W czasie drugiej wojny światowej w nieistniejącej już kamiennej wieży działała stacja meteorologiczna Wehrmachtu, zaś w jej pobliżu wzniesiono budynek o nazwie Poštovní chata. Po wojnie w jego wnętrzach funkcjonowała restauracja, stacja meteorologiczna oraz siedziba Pogotowia Górskiego. w tej chwili najbliższe Pogotowie Górskie znajduje się na stoku góry Petrovy kameny, gdyż na samym Pradziadzie jego placówka została zlikwidowana. W 1946 zamknięto wieżę dla turystów. Działała jeszcze w latach 1951-1957, jednak niekończący się problem ze szczelinami w murach spowodował jej ponowne zamknięcie przez nadzór budowlany. Budowla uległa zawaleniu 2 maja 1959 roku.
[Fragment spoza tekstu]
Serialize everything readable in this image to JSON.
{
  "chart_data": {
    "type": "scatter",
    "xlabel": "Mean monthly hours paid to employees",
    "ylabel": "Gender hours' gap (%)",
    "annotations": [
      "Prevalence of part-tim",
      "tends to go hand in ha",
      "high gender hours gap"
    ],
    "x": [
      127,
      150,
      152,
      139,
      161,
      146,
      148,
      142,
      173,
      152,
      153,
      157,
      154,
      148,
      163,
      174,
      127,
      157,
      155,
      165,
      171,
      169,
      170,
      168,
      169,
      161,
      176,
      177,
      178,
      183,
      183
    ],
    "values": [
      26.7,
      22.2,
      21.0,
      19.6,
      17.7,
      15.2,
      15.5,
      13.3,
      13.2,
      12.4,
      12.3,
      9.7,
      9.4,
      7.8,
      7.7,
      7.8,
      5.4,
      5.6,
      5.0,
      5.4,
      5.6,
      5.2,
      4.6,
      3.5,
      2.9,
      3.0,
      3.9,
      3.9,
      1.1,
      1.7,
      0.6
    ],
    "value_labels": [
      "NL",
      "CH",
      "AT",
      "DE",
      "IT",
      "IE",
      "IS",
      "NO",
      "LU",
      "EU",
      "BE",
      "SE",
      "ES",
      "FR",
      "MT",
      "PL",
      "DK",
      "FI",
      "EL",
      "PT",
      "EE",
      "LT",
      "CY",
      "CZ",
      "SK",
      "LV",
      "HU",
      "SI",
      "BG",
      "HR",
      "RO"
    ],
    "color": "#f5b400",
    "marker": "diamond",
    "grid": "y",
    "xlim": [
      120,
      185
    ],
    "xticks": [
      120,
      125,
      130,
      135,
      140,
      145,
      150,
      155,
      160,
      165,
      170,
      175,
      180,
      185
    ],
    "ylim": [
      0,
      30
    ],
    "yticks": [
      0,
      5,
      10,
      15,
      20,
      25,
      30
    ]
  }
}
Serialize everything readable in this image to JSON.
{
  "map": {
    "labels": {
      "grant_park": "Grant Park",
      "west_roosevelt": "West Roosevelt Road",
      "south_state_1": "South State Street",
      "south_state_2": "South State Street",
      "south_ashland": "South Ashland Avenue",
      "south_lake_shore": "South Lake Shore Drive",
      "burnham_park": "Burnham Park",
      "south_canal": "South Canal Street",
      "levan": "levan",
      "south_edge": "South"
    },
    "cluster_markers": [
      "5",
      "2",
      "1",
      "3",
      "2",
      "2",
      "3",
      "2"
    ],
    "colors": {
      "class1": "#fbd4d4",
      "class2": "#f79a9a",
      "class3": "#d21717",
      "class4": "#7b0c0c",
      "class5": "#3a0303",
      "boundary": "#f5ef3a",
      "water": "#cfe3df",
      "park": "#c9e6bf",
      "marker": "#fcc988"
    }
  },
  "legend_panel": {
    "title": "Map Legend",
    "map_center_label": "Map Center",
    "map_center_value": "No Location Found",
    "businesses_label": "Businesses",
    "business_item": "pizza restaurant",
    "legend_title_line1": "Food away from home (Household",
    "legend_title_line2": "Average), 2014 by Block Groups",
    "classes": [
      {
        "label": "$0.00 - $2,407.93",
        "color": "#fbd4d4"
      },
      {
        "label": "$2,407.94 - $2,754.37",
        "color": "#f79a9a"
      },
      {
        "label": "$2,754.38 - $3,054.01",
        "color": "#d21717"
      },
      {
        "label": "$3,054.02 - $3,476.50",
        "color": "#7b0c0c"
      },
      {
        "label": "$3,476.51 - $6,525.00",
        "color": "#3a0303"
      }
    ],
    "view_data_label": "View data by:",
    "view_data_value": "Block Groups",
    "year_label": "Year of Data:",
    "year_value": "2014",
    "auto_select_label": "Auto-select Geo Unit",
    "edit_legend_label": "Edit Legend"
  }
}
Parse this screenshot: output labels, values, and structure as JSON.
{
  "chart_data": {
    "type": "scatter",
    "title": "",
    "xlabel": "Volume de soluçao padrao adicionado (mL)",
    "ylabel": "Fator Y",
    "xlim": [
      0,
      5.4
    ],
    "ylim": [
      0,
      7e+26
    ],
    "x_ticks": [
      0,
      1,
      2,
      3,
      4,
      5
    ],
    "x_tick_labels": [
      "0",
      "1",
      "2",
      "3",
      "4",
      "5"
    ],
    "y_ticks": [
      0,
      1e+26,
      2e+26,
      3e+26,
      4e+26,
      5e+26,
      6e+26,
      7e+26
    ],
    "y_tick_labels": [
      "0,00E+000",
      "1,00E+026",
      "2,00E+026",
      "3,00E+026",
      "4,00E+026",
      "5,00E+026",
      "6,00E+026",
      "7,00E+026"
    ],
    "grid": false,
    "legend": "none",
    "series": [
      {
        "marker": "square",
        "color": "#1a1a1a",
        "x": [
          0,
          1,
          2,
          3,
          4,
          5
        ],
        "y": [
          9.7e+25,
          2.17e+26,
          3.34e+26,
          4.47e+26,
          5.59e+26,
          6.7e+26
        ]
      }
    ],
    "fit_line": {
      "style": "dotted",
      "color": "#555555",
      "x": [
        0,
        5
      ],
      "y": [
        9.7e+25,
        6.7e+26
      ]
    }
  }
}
Pokojowy protest i niema przestroga
W latach 2000-2004 trwała budowa wiernej kopii wieży, która stanęła na szczycie góry Wetzstein w Lesie Turyńskim w Niemczech. Inicjatorem było Towarzystwo Altvater (Altvaterturmverein Langgöns), a budowa kopii była wyrazem pokojowego protestu przeciwko wypędzeniom, które przeżyli niemieccy autochtoni zamieszkujący przed drugą wojną światową obszar, między innymi, Pradziada.
Pradziad wita wszystkich Gości
Gawęda o naszym śląskim Pradziadzie mogłaby jeszcze trwać i trwać. Bogactwo przyrodnicze i historyczne zdaje się nie mieć końca. Znaczenie tego regionu dla Ślązaków – i nie tylko! – z obu stron granicy podkreśla chociażby fakt utworzenia Euroregionu Pradziad, mającego promować współpracę transgraniczną. Smakosze mocniejszych trunków mogą z kolei poczuć smak Pradziada, delektując się likierem ziołowym Altvater. Ten szczyt trzeba po prostu zdobyć i poczuć samodzielnie!